2. La vaine gloire ne s'oppose pas à la magnanimité par défaut, comme la pusillanimité, qui paraît s'opposer à la vaine gloire. Ni pareillement par excès, car c'est ainsi, on l'a dit. que s'opposent à la magnanimité la présomption et l'ambition, dont diffère la vaine gloire. Donc celle-ci ne s'oppose pas à la magnanimité.

3. Sur ce texte (Philippiens 2.3) : « N'accordez rien à l'esprit de dispute, rien à la vaine gloire », la Glose explique : « Il y avait parmi eux des gens divisés, inquiets, se disputant par vaine gloire. » Or la dispute ne s'oppose pas à la magnanimité, donc la vaine gloire non plus.
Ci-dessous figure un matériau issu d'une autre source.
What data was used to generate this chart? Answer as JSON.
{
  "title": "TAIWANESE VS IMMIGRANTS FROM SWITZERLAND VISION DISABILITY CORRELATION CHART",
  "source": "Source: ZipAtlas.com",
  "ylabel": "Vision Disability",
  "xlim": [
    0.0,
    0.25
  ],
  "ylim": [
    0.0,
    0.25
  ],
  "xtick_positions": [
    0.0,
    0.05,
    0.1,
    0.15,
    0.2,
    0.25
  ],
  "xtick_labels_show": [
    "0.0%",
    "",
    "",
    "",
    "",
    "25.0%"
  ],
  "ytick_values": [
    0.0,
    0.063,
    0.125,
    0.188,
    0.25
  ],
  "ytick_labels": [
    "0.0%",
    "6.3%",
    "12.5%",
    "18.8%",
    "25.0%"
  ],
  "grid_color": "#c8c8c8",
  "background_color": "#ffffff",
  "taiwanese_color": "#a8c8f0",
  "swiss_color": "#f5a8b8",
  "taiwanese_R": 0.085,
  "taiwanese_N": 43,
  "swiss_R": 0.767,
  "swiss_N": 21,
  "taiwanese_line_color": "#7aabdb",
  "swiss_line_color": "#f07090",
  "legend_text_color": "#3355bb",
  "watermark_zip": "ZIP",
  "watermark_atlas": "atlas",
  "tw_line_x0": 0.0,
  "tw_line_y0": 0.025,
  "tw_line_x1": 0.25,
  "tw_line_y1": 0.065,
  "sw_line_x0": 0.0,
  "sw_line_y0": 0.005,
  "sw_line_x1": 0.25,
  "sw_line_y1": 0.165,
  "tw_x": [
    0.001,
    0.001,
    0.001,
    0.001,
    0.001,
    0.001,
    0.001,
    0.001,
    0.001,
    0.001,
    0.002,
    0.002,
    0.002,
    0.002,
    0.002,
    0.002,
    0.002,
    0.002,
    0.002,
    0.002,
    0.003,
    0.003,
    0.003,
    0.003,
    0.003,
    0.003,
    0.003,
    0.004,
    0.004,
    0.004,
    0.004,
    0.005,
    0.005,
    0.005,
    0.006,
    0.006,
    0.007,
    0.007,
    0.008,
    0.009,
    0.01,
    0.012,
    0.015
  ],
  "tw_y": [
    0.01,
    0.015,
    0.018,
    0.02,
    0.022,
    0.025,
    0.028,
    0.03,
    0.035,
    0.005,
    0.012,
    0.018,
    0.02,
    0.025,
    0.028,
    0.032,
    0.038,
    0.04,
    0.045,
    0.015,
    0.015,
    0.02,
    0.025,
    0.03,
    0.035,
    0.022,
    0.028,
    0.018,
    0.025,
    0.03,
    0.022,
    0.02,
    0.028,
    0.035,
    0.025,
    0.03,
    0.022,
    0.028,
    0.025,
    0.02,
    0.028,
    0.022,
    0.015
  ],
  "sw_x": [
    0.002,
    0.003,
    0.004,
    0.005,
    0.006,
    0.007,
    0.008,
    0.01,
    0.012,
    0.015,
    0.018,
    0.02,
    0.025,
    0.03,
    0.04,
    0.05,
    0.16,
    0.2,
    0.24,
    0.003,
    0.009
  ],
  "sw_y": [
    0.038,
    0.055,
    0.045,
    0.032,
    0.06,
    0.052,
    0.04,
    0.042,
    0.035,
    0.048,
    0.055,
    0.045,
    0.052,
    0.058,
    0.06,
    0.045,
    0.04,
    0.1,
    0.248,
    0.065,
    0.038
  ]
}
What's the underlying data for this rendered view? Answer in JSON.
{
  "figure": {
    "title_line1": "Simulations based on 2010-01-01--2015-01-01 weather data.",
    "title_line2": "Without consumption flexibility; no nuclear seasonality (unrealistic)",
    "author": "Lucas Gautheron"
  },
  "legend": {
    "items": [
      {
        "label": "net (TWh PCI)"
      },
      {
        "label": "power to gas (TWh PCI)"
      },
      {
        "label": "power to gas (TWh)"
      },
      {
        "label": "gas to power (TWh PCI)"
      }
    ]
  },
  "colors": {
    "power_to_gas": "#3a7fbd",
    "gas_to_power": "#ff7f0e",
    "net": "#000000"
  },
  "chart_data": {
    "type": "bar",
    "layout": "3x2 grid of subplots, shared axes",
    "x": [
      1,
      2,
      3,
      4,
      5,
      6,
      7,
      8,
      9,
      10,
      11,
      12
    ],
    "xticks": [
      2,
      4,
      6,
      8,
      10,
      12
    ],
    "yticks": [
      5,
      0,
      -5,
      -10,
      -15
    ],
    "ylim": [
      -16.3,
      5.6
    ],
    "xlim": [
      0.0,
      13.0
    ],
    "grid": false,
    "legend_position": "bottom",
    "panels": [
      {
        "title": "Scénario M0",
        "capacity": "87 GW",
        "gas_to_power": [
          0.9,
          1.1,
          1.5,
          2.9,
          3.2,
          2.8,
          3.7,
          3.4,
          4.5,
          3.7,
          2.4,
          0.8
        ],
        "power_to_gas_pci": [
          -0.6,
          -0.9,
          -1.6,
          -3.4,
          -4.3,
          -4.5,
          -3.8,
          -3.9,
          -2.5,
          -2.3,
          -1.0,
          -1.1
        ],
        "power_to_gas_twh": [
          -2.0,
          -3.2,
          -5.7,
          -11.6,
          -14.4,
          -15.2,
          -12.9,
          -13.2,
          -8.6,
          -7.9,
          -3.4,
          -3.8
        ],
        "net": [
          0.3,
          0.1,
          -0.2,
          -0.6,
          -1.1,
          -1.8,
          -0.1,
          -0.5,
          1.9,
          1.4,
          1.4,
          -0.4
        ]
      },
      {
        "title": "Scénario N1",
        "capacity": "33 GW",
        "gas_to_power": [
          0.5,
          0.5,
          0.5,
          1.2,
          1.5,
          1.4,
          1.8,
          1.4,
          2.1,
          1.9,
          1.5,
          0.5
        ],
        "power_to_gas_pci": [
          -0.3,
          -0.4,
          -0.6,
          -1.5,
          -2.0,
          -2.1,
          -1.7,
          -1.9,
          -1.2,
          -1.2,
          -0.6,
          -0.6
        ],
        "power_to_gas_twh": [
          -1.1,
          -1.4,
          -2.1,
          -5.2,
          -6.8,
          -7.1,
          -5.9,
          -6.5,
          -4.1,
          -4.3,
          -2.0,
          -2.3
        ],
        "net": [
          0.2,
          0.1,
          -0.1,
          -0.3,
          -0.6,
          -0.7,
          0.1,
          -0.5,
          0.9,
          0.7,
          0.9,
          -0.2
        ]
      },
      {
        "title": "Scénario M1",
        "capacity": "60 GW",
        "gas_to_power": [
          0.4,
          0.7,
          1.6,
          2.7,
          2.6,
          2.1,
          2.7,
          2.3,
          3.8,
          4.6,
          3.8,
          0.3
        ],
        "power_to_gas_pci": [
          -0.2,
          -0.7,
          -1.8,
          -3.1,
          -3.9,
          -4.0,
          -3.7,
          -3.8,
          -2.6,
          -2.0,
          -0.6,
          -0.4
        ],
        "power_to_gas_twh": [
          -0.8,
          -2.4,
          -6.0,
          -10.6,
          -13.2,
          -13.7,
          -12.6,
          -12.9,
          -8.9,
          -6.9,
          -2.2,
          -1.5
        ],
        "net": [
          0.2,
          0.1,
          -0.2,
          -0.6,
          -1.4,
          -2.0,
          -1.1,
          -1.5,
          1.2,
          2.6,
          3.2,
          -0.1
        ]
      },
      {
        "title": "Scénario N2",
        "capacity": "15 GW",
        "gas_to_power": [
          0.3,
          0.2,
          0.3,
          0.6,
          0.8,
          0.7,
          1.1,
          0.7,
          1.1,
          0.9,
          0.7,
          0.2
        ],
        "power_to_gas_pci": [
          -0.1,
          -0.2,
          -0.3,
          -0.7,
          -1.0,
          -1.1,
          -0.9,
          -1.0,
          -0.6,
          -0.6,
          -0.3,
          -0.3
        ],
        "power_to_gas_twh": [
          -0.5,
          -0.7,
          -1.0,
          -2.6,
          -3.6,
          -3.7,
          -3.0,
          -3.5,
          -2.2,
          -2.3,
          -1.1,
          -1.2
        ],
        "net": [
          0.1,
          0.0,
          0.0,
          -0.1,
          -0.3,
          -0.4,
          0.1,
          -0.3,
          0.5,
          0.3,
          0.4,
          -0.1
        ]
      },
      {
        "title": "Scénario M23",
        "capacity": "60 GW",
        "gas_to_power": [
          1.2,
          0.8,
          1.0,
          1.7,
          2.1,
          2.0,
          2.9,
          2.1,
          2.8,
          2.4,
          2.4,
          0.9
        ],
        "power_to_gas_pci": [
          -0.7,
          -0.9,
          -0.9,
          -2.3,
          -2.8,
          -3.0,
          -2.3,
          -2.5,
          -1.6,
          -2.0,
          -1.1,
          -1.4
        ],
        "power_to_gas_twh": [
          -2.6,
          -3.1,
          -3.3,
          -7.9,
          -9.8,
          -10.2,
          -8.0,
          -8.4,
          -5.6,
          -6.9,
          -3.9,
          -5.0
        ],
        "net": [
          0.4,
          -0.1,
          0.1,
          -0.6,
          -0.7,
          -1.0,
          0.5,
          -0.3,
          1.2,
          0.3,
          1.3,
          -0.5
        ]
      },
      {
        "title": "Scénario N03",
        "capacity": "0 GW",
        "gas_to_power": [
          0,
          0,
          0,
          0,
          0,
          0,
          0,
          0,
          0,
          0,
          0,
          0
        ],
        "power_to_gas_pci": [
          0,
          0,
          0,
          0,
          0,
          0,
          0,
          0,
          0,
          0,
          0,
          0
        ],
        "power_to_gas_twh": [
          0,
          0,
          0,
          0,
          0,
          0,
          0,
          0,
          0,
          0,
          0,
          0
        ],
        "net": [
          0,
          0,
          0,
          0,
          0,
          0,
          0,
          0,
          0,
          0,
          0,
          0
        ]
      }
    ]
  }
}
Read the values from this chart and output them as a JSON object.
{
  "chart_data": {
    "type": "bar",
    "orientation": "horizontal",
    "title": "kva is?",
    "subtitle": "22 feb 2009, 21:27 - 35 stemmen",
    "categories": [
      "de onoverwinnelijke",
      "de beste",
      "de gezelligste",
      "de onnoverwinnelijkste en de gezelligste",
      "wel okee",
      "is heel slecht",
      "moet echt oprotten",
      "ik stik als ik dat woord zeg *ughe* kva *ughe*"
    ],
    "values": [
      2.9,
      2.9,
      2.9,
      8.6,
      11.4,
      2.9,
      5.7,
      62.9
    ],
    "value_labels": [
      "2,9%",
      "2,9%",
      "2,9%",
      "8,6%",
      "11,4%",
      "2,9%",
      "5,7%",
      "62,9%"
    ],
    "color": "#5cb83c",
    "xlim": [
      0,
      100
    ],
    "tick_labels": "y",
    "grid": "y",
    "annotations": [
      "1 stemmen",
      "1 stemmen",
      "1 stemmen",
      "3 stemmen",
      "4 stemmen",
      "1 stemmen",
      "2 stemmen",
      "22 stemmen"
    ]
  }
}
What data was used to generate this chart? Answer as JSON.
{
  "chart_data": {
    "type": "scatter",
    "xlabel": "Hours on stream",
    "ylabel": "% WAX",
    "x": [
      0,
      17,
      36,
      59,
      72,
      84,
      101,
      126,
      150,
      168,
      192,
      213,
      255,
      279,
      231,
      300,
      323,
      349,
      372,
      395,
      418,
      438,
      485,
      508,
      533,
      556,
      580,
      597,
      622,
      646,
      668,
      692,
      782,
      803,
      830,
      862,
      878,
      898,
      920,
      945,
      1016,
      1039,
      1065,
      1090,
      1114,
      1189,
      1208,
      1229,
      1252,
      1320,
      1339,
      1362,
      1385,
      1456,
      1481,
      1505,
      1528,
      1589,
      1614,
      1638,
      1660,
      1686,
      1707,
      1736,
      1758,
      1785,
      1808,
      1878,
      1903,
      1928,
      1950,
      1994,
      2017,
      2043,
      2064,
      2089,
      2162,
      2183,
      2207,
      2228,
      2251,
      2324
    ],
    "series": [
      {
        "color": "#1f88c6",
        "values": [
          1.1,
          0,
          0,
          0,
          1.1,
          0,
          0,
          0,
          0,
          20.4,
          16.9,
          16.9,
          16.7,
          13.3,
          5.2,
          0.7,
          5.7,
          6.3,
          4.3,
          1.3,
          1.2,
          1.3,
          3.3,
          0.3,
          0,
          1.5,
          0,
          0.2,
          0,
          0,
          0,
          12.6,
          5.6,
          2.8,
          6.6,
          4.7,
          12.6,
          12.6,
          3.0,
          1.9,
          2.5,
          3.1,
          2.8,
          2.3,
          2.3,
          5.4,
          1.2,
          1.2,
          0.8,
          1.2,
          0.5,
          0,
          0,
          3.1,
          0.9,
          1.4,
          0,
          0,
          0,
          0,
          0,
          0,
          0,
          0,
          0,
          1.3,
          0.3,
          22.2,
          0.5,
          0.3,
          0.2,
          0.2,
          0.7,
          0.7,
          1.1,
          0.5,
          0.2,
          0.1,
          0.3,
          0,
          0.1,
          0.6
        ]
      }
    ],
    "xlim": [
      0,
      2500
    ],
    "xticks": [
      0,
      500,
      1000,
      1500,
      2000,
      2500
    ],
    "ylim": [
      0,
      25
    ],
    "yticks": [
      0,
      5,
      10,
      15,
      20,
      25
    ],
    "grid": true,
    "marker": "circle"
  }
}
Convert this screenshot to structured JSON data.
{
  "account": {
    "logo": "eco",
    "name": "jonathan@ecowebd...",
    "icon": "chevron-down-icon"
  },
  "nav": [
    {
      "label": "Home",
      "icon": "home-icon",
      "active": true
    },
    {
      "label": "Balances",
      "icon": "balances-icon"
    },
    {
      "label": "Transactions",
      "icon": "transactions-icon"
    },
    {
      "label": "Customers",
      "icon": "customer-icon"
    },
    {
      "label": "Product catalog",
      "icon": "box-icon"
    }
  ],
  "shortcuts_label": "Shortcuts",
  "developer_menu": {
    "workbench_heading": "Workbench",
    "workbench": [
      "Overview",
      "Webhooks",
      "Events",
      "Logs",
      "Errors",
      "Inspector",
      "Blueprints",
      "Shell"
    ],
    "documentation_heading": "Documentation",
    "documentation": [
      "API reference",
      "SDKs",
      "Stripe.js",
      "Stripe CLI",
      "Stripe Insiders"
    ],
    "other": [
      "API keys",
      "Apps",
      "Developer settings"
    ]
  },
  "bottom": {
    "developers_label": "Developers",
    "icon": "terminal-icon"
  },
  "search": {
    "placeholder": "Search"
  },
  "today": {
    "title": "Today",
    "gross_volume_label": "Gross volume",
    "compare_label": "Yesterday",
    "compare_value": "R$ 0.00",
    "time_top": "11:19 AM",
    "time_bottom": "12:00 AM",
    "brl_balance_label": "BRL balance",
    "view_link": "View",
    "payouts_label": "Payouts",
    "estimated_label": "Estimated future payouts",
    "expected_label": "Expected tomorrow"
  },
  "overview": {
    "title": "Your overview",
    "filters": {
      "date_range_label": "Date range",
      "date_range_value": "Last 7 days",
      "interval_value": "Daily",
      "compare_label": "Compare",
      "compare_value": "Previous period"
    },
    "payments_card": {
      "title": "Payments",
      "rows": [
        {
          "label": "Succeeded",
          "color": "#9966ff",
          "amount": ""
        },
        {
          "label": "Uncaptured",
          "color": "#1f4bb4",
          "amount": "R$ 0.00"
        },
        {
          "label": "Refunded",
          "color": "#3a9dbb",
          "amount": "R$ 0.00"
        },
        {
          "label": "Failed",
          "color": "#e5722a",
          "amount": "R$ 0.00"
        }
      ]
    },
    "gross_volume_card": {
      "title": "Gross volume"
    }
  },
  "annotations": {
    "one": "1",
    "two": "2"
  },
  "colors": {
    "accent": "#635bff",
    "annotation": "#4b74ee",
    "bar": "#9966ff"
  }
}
En sens contraire, Cicéron écrit « Il faut éviter le désir de la gloire, car il enlève la liberté de l'âme pour laquelle les magnanimes doivent lutter de toutes leurs forces. » Donc elle s'oppose à la magnanimité.

Réponse

Comme nous l'avons dit plus haut la gloire est un effet de l'honneur et de la louange ; car du fait que quelqu'un est loué et qu'on lui montre du respect, on le fait briller dans la connaissance des autres. Et parce que la magnanimité, comme on l'a vu plus haut, concerne les honneurs, il s'ensuit qu'elle concerne aussi la gloire, et puisqu'elle use modérément des honneurs, elle doit aussi user modérément de la gloire. Et c'est pourquoi l'appétit désordonné de la gloire s'oppose directement à la magnanimité.

Solutions

1. Cela même est contraire à la grandeur d'âme, d'attacher tant de prix à de petites choses qu'on s'en glorifie. Aussi Aristote dit-il du magnanime : « Pour lui les honneurs sont peu de chose. » Pareillement il estime peu ce que l'on recherche pour être honoré, comme la puissance et la richesse. Pareillement encore, il est contraire à la grandeur d'âme de se glorifier de qualités inexistantes. Aussi Aristote dit-il du magnanime : « Il se soucie de la vérité plus que de l'opinion. » Pareillement encore, il est contraire à la grandeur d'âme de se glorifier du témoignage de la louange humaine, comme si on l'estimait d'un grand prix. Aussi Aristote dit-il encore du magnanime : « Il ne se soucie pas d'être loué. » Et ainsi rien n'empêche que s'oppose à la magnanimité ce qui s'oppose à d'autres vertus, dans la mesure où est surestimé ce qui est de peu de valeur.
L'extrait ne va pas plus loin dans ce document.